Relevance: 8 Novelty: 8

25. SeqPE: Transformer with Sequential Position Encoding

ArXiv ID: 2506.13277

Authors: Huyang Li, Yahui Liu, Hongyu Sun, Deng Cai, Leyang Cui, Wei Bi, Peilin Zhao, Taro Watanabe

Abstract: Since self-attention layers in Transformers are permutation invariant by design, positional encodings must be explicitly incorporated to enable spatial understanding. However, fixed-size lookup tables used in traditional learnable position embeddings (PEs) limit extrapolation capabilities beyond pre-trained sequence lengths. Expert-designed methods such as ALiBi and RoPE, mitigate this limitation but demand extensive modifications for adapting to new modalities, underscoring fundamental challenges in adaptability and scalability. In this work, we present SeqPE, a unified and fully learnable position encoding framework that represents each $n$-dimensional position index as a symbolic sequence and employs a lightweight sequential position encoder to learn their embeddings in an end-to-end manner. To regularize SeqPE's embedding space, we introduce two complementary objectives: a contrastive objective that aligns embedding distances with a predefined position-distance function, and a knowledge distillation loss that anchors out-of-distribution position embeddings to in-distribution teacher representations, further enhancing extrapolation performance. Experiments across language modeling, long-context question answering, and 2D image classification demonstrate that SeqPE not only surpasses strong baselines in perplexity, exact match (EM), and accuracy--particularly under context length extrapolation--but also enables seamless generalization to multi-dimensional inputs without requiring manual architectural redesign. We release our code, data, and checkpoints at https://github.com/ghrua/seqpe.

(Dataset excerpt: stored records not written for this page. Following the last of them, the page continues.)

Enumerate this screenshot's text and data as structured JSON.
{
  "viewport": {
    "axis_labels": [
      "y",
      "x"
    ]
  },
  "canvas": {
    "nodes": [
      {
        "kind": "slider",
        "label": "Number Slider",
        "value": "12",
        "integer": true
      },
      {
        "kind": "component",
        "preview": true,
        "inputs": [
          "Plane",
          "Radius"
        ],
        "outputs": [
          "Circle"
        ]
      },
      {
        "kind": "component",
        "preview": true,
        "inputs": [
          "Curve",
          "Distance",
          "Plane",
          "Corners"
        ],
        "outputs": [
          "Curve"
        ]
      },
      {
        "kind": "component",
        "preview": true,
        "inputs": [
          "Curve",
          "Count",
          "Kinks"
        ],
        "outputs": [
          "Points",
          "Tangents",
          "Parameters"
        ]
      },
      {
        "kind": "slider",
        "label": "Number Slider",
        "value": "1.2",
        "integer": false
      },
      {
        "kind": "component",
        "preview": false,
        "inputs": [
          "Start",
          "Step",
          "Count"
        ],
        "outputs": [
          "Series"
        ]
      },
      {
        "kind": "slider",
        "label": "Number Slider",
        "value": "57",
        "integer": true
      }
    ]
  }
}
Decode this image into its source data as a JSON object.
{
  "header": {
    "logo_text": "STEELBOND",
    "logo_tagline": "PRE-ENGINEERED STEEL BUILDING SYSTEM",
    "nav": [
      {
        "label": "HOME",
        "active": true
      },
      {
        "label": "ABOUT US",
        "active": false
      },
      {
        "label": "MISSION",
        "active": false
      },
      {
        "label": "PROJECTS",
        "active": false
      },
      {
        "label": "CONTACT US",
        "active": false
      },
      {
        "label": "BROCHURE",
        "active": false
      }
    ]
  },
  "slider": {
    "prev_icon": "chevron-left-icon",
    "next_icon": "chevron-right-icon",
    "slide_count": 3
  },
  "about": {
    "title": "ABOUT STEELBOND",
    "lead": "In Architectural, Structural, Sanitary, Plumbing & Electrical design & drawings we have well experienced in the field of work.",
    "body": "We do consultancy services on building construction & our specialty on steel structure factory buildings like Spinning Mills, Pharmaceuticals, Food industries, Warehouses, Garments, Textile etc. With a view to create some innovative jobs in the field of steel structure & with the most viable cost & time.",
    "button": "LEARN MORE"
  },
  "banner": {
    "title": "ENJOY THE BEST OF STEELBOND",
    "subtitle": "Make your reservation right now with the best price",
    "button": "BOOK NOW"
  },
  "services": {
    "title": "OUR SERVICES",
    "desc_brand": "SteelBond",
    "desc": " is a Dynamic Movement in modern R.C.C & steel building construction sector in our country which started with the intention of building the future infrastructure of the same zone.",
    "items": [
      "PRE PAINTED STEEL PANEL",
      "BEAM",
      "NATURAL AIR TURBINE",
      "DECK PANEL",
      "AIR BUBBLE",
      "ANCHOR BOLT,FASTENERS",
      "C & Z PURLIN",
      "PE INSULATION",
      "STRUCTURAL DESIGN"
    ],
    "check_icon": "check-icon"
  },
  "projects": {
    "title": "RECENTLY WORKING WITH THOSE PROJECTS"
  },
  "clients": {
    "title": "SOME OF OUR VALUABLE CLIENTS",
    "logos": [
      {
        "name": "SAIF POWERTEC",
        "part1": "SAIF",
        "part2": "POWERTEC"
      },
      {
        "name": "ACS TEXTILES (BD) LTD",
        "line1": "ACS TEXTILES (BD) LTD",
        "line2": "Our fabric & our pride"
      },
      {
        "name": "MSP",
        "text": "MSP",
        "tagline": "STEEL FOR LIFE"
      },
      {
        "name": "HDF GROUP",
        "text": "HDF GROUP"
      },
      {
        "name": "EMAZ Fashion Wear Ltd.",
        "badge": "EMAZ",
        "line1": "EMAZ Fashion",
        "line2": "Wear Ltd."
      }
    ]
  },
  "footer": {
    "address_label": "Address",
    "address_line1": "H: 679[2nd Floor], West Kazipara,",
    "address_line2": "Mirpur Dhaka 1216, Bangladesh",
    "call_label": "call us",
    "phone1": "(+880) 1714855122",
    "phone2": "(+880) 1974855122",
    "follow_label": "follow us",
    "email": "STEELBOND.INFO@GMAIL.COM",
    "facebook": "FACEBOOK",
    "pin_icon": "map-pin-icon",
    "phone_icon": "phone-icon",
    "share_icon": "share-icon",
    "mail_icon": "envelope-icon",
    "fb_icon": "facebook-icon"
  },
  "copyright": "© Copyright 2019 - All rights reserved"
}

Comment: The paper introduces SeqPE, a novel position encoding framework for transformers, which is relevant to model architecture and efficiency.

Relevance: 8 Novelty: 8

26. Dynamic Context-oriented Decomposition for Task-aware Low-rank Adaptation with Less Forgetting and Faster Convergence

ArXiv ID: 2506.13187

Authors: Yibo Yang, Sihao Liu, Chuan Rao, Bang An, Tiancheng Shen, Philip H. S. Torr, Ming-Hsuan Yang, Bernard Ghanem

Abstract: Conventional low-rank adaptation methods build adapters without considering data context, leading to sub-optimal fine-tuning performance and severe forgetting of inherent world knowledge. In this paper, we propose context-oriented decomposition adaptation (CorDA), a novel method that initializes adapters in a task-aware manner. Concretely, we develop context-oriented singular value decomposition, where we collect covariance matrices of input activations for each linear layer using sampled data from the target task, and apply SVD to the product of weight matrix and its corresponding covariance matrix. By doing so, the task-specific capability is compacted into the principal components. Thanks to the task awareness, our method enables two optional adaptation modes, knowledge-preserved mode (KPM) and instruction-previewed mode (IPM), providing flexibility to choose between freezing the principal components to preserve their associated knowledge or adapting them to better learn a new task. We further develop CorDA++ by deriving a metric that reflects the compactness of task-specific principal components, and then introducing dynamic covariance selection and dynamic rank allocation strategies based on the same metric. The two strategies provide each layer with the most representative covariance matrix and a proper rank allocation. Experimental results show that CorDA++ outperforms CorDA by a significant margin. CorDA++ in KPM not only achieves better fine-tuning performance than LoRA, but also mitigates the forgetting of pre-trained knowledge in both large language models and vision language models. For IPM, our method exhibits faster convergence, \emph{e.g.,} 4.5x speedup over QLoRA, and improves adaptation performance in various scenarios, outperforming strong baseline methods. Our method has been integrated into the PEFT library developed by Hugging Face.

Comment: The paper introduces a novel low-rank adaptation method for LLMs, which is relevant to model compression and efficiency.